The GIA is different from the “Kabushiki-Kaisha”(hereinafter the “K.K.”) in the following respect.
- The GIA is not allowed to aims for the distribution of dividend or residual property.
- As a result, the provision of the Articles of Incorporation which entitles the member or incorporator of the GIA to receive dividend or residual property is not effective.There are no provisions of capital and member’s equity in this New Law in the first place. But, instead, the GIA can pay remuneration for directors like the K.K.
- Moreover, there is no restriction on the nature of business: The GIA can do not only commercial activity but also unprofitable activities and public-interest activities unlike in the case of the K.K.
The New Law was enacted as part of the“Public-Interest Corporation Reform" to dissociate the incorporation of the GIA from the authorization of "Public Interest Incorporated Assotiations" (hereinafter the "PIIA"), and allow the association in question to acquire a legal status as a corporation only under the New Law by registration in the Legal Affairs Bureau(General Incorporation).

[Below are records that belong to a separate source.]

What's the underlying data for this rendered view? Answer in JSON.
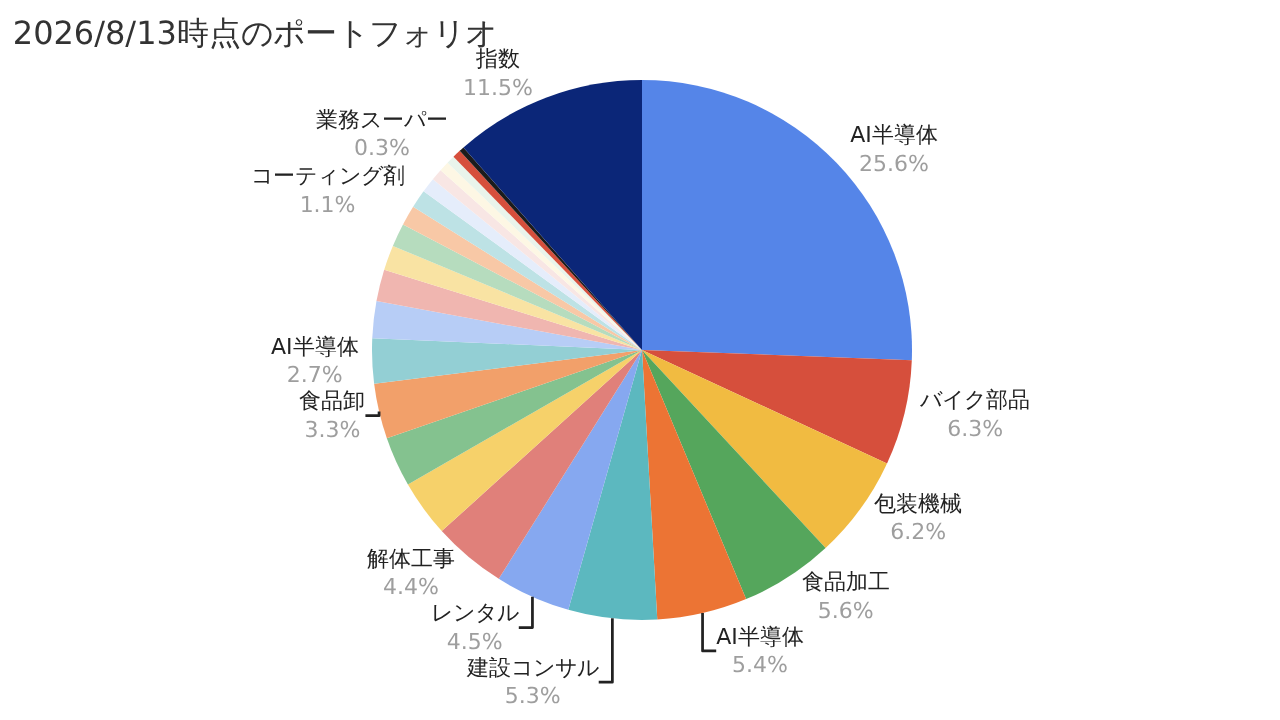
{
  "chart_data": {
    "type": "pie",
    "title": "2026/8/13時点のポートフォリオ",
    "categories": [
      "AI半導体",
      "バイク部品",
      "包装機械",
      "食品加工",
      "AI半導体",
      "建設コンサル",
      "レンタル",
      "解体工事",
      null,
      null,
      "食品卸",
      "AI半導体",
      null,
      null,
      null,
      null,
      null,
      "コーティング剤",
      null,
      null,
      null,
      null,
      null,
      "業務スーパー",
      "指数"
    ],
    "values": [
      25.6,
      6.3,
      6.2,
      5.6,
      5.4,
      5.3,
      4.5,
      4.4,
      3.4,
      3.0,
      3.3,
      2.7,
      2.2,
      1.9,
      1.5,
      1.4,
      1.2,
      1.1,
      0.9,
      0.7,
      0.6,
      0.5,
      0.5,
      0.3,
      11.5
    ],
    "value_labels": [
      "25.6%",
      "6.3%",
      "6.2%",
      "5.6%",
      "5.4%",
      "5.3%",
      "4.5%",
      "4.4%",
      null,
      null,
      "3.3%",
      "2.7%",
      null,
      null,
      null,
      null,
      null,
      "1.1%",
      null,
      null,
      null,
      null,
      null,
      "0.3%",
      "11.5%"
    ],
    "colors": [
      "#5585e8",
      "#d64f3c",
      "#f1bb41",
      "#55a65c",
      "#ec7434",
      "#5cb8bf",
      "#86a8f0",
      "#e0807a",
      "#f6d16a",
      "#84c28f",
      "#f2a06a",
      "#93cfd4",
      "#b7cdf6",
      "#f0b6b0",
      "#f9e3a3",
      "#b6dcbe",
      "#f8c8a6",
      "#bde2e5",
      "#e5edfb",
      "#f8e6e4",
      "#fdf7e4",
      "#e9f4eb",
      "#d64f3c",
      "#1c1c1c",
      "#0b2678"
    ],
    "legend": false
  }
}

If the GIA in question want above authorization, the GIA will be able to apply for the authorization any time after incorporation, to be granted it under certain condition and to become the PIIA. 〔Act on Authorization of Public Interest Incorporated Associations and Public Interest Incorporated Foundations(Act No.49 of 2006 )〕 This will grant the GIA certain tax benefits. But Any GIA may not merge or consolidate with any K.K. Any GIA may not convert to any K.K. and vice versa. It is still now thought that they differ fundermentally in structure in Japan.